The opposable thumb is an indispensable result of human evolution. Though its migration down the side of the palm likely took millennia, the thumb completely transformed our ability to interact with the physical world – and most probably our fate in the process.

Since its inception, modern computing too has evolved, although its evolution is the intentional product of human innovation rather than natural selection. The invention of microchips, in particular, enabled unprecedented access to pocket-sized computers the world over. Despite the progress, however, the fundamental principles of computing are the same as they always have been. True binary has been the basis for everything, from Candy Crush to algorithmic trading – until now.

Computing is about to change, and the opposable thumb is perhaps the best corollary for the transformation. Through the seemingly esoteric principles of quantum mechanics, computers are about to become exponentially more powerful.

A Shor(t) History

In 1918, German physicist Max Planck was awarded a Nobel Prize in physics for his work on blackbody radiation. By demonstrating that energy could exhibit the characteristics of physical matter, he radically changed our understanding of the physical world. Planck’s theory asserts that particle-like components make up radiant energy. Recognition of these components, coined quanta, inaugurated the field of quantum mechanics.

Six decades later, in 1980, scientist Paul Benioff noted that computers could potentially operate under, and benefit from, the principles of quantum mechanics. It took another 14 years for mathematician Peter Shor to create an algorithm that used quantum principles, but the results were spectacular. In minutes, Shor’s algorithm could perform tasks that would take aeons for conventional computers to manage. In 2001, an IBM research team was able to demonstrate Shor’s algorithm for the first time when a quantum computer comprised of molecules pulsed with electromagnetic waves.

After another decade of advances in circuitry and processing architecture, the first commercial quantum computer system became available in 2011, albeit with a price tag of $10 million.
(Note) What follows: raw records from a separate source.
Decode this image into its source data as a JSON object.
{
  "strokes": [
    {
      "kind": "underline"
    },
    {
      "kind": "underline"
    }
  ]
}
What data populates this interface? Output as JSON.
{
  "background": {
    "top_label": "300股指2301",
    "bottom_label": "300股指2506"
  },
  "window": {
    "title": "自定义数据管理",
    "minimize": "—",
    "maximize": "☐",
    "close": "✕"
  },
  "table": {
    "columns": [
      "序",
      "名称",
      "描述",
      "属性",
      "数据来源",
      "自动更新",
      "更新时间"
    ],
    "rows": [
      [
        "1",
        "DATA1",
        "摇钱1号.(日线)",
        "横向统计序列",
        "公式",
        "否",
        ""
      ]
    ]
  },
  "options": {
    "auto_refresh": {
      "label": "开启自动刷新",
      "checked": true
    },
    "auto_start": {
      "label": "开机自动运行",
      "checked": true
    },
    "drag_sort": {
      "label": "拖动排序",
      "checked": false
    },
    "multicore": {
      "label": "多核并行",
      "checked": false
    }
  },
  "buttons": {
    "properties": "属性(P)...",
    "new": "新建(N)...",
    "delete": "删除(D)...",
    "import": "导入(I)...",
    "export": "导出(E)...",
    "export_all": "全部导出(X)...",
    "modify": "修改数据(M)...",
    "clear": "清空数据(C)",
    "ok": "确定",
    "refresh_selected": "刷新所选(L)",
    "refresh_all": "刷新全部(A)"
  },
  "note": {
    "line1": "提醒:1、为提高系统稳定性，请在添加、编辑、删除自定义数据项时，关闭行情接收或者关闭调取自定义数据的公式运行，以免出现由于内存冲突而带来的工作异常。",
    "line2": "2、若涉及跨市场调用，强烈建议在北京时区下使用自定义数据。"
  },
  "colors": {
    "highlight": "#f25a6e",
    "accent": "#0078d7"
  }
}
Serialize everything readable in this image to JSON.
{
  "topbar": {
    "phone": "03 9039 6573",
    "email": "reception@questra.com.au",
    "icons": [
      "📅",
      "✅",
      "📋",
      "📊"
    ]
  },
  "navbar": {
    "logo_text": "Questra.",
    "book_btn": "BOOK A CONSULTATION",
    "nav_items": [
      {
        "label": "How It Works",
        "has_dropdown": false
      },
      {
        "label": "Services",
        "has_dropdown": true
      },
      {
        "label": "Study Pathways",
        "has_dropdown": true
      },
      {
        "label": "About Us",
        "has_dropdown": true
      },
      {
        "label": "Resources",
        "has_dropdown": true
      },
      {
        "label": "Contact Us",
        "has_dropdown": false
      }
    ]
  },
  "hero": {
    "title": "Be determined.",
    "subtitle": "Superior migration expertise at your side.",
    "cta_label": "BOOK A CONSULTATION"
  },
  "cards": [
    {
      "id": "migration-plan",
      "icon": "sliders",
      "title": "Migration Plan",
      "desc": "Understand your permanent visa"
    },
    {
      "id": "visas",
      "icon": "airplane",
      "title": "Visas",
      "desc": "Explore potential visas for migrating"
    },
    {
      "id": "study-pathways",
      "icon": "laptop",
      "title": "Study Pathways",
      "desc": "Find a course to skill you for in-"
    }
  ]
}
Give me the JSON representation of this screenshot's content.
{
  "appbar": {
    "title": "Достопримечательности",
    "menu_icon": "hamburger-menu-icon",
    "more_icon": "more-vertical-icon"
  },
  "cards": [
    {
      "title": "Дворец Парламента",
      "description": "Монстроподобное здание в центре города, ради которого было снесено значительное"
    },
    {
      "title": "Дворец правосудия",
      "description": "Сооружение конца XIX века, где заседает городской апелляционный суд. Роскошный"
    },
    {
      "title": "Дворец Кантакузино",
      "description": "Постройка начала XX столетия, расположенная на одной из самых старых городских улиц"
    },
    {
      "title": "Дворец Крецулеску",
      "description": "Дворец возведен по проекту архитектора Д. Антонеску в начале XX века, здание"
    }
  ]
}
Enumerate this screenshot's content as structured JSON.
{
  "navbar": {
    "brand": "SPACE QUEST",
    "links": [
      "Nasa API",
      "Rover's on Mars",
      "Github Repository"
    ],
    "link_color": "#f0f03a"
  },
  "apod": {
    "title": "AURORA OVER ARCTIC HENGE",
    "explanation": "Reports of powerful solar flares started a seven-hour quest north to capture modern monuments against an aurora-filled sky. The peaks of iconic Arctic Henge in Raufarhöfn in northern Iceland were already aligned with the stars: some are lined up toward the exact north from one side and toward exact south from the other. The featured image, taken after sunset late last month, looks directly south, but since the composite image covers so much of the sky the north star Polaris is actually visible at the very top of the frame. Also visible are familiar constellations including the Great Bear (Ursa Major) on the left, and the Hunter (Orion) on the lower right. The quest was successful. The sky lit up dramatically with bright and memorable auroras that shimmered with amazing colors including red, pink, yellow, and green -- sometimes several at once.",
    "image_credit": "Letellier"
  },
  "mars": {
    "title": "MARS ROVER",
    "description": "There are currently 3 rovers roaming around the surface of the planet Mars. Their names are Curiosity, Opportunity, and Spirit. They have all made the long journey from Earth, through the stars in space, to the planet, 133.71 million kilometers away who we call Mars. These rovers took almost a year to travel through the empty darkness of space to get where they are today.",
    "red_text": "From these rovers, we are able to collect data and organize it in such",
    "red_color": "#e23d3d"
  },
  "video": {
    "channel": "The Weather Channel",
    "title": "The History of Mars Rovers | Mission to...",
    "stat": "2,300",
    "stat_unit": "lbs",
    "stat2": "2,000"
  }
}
The promise of quantum computing has an accompanying market all its own, and the hype is fuelling progress across geographies and sectors. When the technology will fully deliver on its promise to revolutionise computing, however, remains speculation. That said, the pace of innovation is accelerating, and the advances are tantalising.

The promise of quantum computing has an accompanying market all its own, and the hype is fuelling progress across geographies and sectors. When the technology will fully deliver on its promise to revolutionise computing, however, remains speculation.

A Wave of Development

Unlike conventional computers where efficacy is primarily the result of memory size and processing power, quantum computers deliver remarkable results by “thinking” differently. Contemporary computers operate using data bits in either a 0 or 1 state – binary. Quantum computers sidestep this limitation by encoding information in quantum bits, known as qubits, that can be in a 0 or 1 state simultaneously. This superposition could potentially allow the quantum computers of the future to outpace today’s supercomputers by a magnitude of millions.

Qubits and their control devices consist of atoms, ions, photons or electrons and are the components of a quantum computer’s brain. The more qubits in a quantum computer, the more complex the problems it can solve. In just the past three years, the number of qubits typically used in quantum computing has multiplied by a factor five, but serious challenges remain. The superconducting circuitry used to control the quantum computer’s particle processes must be kept extremely cold through large cryogenic elements. Currently, operation at room temperature is prohibitively diminished or impossible.

However, Canadian start-up company D-Wave Systems has made significant strides in performance since 2007, and in 2013 broke the record for the amount of time a qubit could operate at room temperature, at 39 minutes.

More recent innovations in quantum computing sound like science fiction but are bringing the prospect of a general-purpose quantum computer for the consumer marketplace even closer to reality. The potential to create qubits from materials that remain stable at room temperature, such as nanodiamonds, could mean a quantum leap for computing as significant as opposable thumbs.